Lack of low end torque? You need to drive a MKI MR2 for a couple weeks and then the RX-8's 110+ ft-lbs of torque at a mere 1,000 RPM will seem heavenly. :)

If torque is your bag you might like a V8.

I had two 1st gen MR2's. An '85 (allways problems)and an '86 (ran great). They were not as weak under 3k rpm's as the RX-7 is. However, they did ad a superchager to the 1st gen which prooves my point.

But then the SC models didn't handle as well as the NAs, until you modified them. :) A popular swap is an SC motor into an early (lighter, better-handling) NA chassis.

I don't know which RX-7 you're referring to, but my experience driving/racing friends' RX-7s tells me the 7s have more low end grunt. The '85 GSL-SE had gobs of torque for a small engine, and the '86 FC Sport had a bit more than my MR2.

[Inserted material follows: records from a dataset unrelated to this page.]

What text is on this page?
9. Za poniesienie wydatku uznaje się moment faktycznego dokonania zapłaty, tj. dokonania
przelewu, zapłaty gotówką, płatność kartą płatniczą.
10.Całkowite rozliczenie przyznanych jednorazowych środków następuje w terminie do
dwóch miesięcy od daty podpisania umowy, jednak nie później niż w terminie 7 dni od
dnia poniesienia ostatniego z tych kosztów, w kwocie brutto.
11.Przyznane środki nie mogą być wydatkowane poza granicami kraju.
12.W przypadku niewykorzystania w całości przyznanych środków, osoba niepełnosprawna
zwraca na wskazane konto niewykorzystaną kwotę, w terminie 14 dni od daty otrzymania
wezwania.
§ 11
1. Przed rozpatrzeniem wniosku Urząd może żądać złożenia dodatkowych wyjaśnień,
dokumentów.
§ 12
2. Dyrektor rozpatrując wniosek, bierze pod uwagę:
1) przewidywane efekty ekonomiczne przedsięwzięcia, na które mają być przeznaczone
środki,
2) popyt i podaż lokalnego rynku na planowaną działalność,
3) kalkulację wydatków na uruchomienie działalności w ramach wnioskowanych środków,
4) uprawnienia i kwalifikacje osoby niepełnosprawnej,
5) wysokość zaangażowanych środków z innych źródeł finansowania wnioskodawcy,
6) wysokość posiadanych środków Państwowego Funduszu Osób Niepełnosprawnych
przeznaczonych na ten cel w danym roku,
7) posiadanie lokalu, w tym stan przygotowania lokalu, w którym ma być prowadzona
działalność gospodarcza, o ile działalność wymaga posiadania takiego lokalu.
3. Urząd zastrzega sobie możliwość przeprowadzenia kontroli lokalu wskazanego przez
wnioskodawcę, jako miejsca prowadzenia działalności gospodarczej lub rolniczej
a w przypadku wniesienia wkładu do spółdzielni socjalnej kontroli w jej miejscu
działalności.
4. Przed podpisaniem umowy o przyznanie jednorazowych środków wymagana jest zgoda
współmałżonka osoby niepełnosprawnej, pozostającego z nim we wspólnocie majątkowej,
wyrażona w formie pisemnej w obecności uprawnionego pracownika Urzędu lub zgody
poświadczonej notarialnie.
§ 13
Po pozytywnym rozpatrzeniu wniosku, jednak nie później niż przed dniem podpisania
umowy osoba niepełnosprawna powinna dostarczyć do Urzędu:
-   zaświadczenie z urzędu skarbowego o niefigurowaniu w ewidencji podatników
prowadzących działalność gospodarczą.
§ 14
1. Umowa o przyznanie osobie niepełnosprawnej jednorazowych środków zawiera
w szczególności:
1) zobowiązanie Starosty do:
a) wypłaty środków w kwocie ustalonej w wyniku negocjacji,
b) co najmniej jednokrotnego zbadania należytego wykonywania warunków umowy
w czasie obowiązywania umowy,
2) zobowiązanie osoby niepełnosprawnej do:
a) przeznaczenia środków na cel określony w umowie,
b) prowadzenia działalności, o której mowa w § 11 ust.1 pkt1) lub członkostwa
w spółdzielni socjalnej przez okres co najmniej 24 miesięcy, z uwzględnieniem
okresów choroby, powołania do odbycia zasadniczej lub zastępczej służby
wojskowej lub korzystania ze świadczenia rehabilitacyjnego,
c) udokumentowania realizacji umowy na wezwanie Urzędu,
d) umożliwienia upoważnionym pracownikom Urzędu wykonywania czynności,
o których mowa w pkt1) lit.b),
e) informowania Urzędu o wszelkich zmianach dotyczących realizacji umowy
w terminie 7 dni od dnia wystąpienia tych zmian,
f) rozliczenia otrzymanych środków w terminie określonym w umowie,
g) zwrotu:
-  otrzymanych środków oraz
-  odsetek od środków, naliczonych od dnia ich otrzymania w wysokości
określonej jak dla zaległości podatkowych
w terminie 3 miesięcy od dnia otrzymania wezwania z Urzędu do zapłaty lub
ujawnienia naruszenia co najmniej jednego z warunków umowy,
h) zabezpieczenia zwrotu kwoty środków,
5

The 4AGE in my MR2 doesn't even wake up till 4k on the tach, then it pulls to the 7600 RPM rev limiter. Just off idle, there's no torque to be had at all. Only way to get a decent launch is to slip the clutch like crazy. :(

Anyway, getting back to the topic, I think the Renesis will have enough torque for my needs. My first car was a '71 Cuda with a 383, too, so I'm no stranger to the wonders of torque by the boatload. ;)

I would prefer to stay away from any type of forced induction for the RX-8. Forced induction creates too much stress on the engine. Prefer, I would, a 3 or even 4 rotor wankel. What think you.

Signed, Yoda.

Originally posted by BryanH
...The '85 GSL-SE had gobs of torque for a small engine, and the '86 FC Sport had a bit more than my MR2... I've got to agree with Bryan on that. As much as people would say that the FC lacked in torque, SOTP (a.k.a. "Butt Dyno"), it seems to pull more down low than the MKI MR2 NA.

---jps

I'm try to say that a supercharger matches better on the RX-8, better than it did on the MR2. Who would be crazy enough to take out the Supercharger in a MR2? ...what a waste!!!

Ovcourse the 1st gen RX-7 was torqy compare to the 3rg gen, what is the weight difference. The 2nd gen is still lighter than the 3rd. I never brought up 1st & 2nd gen's.

On the RX-7, power isn't available before 3k rpms. Call it torque, or flinstone feet, doesn't change the fact. A superchargers power is instant, no delay or lag like the turbo (even the sequential).

Since there should be more than one model and definately a Mazdaspeed version, then the high HP should be from a supercharger and not a turbo.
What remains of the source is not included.